I remember waking up on a friend's sofa the morning of 1st January 1998 with badly swollen glands. Later that week I drove back to Bristol and I can remember collapsing on my bed with the first ever experience of the horrible post exertional fatigue, qualitatively different from any previous tiredness.
Technically this was me coming down with glandular fever (EBV/mono), confirmed by blood tests, but I don't know when this blurred into ME. So my answer is both yes and no. I definitely had a virus trigger.
I've had a lot of contact with pwme and I've never noticed a correlation with type of onset and severity. This doesn't seem like something worth spending energy worrying about.
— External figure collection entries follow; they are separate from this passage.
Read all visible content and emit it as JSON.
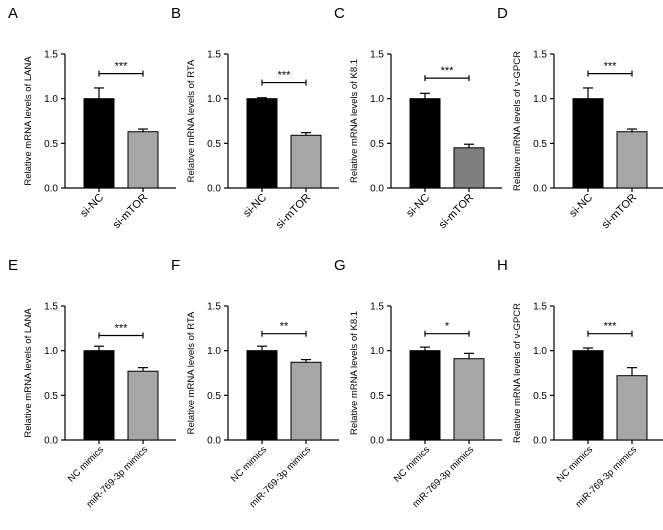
{
  "colors": {
    "black_bar": "#000000",
    "grey_bar": "#a6a6a6",
    "dark_grey_bar": "#7f7f7f",
    "axis": "#000000"
  },
  "chart_data": [
    {
      "type": "bar",
      "panel_label": "A",
      "ylabel": "Relative mRNA levels of LANA",
      "ylim": [
        0,
        1.5
      ],
      "yticks": [
        "0.0",
        "0.5",
        "1.0",
        "1.5"
      ],
      "categories": [
        "si-NC",
        "si-mTOR"
      ],
      "values": [
        1.0,
        0.63
      ],
      "errors": [
        0.12,
        0.03
      ],
      "bar_colors": [
        "#000000",
        "#a6a6a6"
      ],
      "significance": "***",
      "sig_level": 1.28
    },
    {
      "type": "bar",
      "panel_label": "B",
      "ylabel": "Relative mRNA levels of RTA",
      "ylim": [
        0,
        1.5
      ],
      "yticks": [
        "0.0",
        "0.5",
        "1.0",
        "1.5"
      ],
      "categories": [
        "si-NC",
        "si-mTOR"
      ],
      "values": [
        1.0,
        0.59
      ],
      "errors": [
        0.01,
        0.03
      ],
      "bar_colors": [
        "#000000",
        "#a6a6a6"
      ],
      "significance": "***",
      "sig_level": 1.18
    },
    {
      "type": "bar",
      "panel_label": "C",
      "ylabel": "Relative mRNA levels of K8.1",
      "ylim": [
        0,
        1.5
      ],
      "yticks": [
        "0.0",
        "0.5",
        "1.0",
        "1.5"
      ],
      "categories": [
        "si-NC",
        "si-mTOR"
      ],
      "values": [
        1.0,
        0.45
      ],
      "errors": [
        0.06,
        0.04
      ],
      "bar_colors": [
        "#000000",
        "#7f7f7f"
      ],
      "significance": "***",
      "sig_level": 1.23
    },
    {
      "type": "bar",
      "panel_label": "D",
      "ylabel": "Relative mRNA levels of v-GPCR",
      "ylim": [
        0,
        1.5
      ],
      "yticks": [
        "0.0",
        "0.5",
        "1.0",
        "1.5"
      ],
      "categories": [
        "si-NC",
        "si-mTOR"
      ],
      "values": [
        1.0,
        0.63
      ],
      "errors": [
        0.12,
        0.03
      ],
      "bar_colors": [
        "#000000",
        "#a6a6a6"
      ],
      "significance": "***",
      "sig_level": 1.28
    },
    {
      "type": "bar",
      "panel_label": "E",
      "ylabel": "Relative mRNA levels of LANA",
      "ylim": [
        0,
        1.5
      ],
      "yticks": [
        "0.0",
        "0.5",
        "1.0",
        "1.5"
      ],
      "categories": [
        "NC mimics",
        "miR-769-3p mimics"
      ],
      "values": [
        1.0,
        0.77
      ],
      "errors": [
        0.05,
        0.04
      ],
      "bar_colors": [
        "#000000",
        "#a6a6a6"
      ],
      "significance": "***",
      "sig_level": 1.17
    },
    {
      "type": "bar",
      "panel_label": "F",
      "ylabel": "Relative mRNA levels of RTA",
      "ylim": [
        0,
        1.5
      ],
      "yticks": [
        "0.0",
        "0.5",
        "1.0",
        "1.5"
      ],
      "categories": [
        "NC mimics",
        "miR-769-3p mimics"
      ],
      "values": [
        1.0,
        0.87
      ],
      "errors": [
        0.05,
        0.03
      ],
      "bar_colors": [
        "#000000",
        "#a6a6a6"
      ],
      "significance": "**",
      "sig_level": 1.19
    },
    {
      "type": "bar",
      "panel_label": "G",
      "ylabel": "Relative mRNA levels of K8.1",
      "ylim": [
        0,
        1.5
      ],
      "yticks": [
        "0.0",
        "0.5",
        "1.0",
        "1.5"
      ],
      "categories": [
        "NC mimics",
        "miR-769-3p mimics"
      ],
      "values": [
        1.0,
        0.91
      ],
      "errors": [
        0.04,
        0.06
      ],
      "bar_colors": [
        "#000000",
        "#a6a6a6"
      ],
      "significance": "*",
      "sig_level": 1.19
    },
    {
      "type": "bar",
      "panel_label": "H",
      "ylabel": "Relative mRNA levels of v-GPCR",
      "ylim": [
        0,
        1.5
      ],
      "yticks": [
        "0.0",
        "0.5",
        "1.0",
        "1.5"
      ],
      "categories": [
        "NC mimics",
        "miR-769-3p mimics"
      ],
      "values": [
        1.0,
        0.72
      ],
      "errors": [
        0.03,
        0.09
      ],
      "bar_colors": [
        "#000000",
        "#a6a6a6"
      ],
      "significance": "***",
      "sig_level": 1.19
    }
  ]
}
I agree it is unusual to have specific time onset without a trigger. My understanding is that some people have a vulnerability to ME but there needs to be an environmental trigger which disrupts the body's normal way of functioning and becomes dysfunctional (perhaps as a perceived adaptive state to keep the body alive) or that the ME starts to express itself (epigenetics). Usually the trigger is a virus but appears to sometimes be other things like harmful chemicals, bacteria infection, surgery. This isn't certain but seems to be what happens.
@nikefourstar are you completely convinced that you do have ME? Do you have delayed worsening symptoms after activity? I have no idea either way in your case, but a lot of people are misdiagnosed.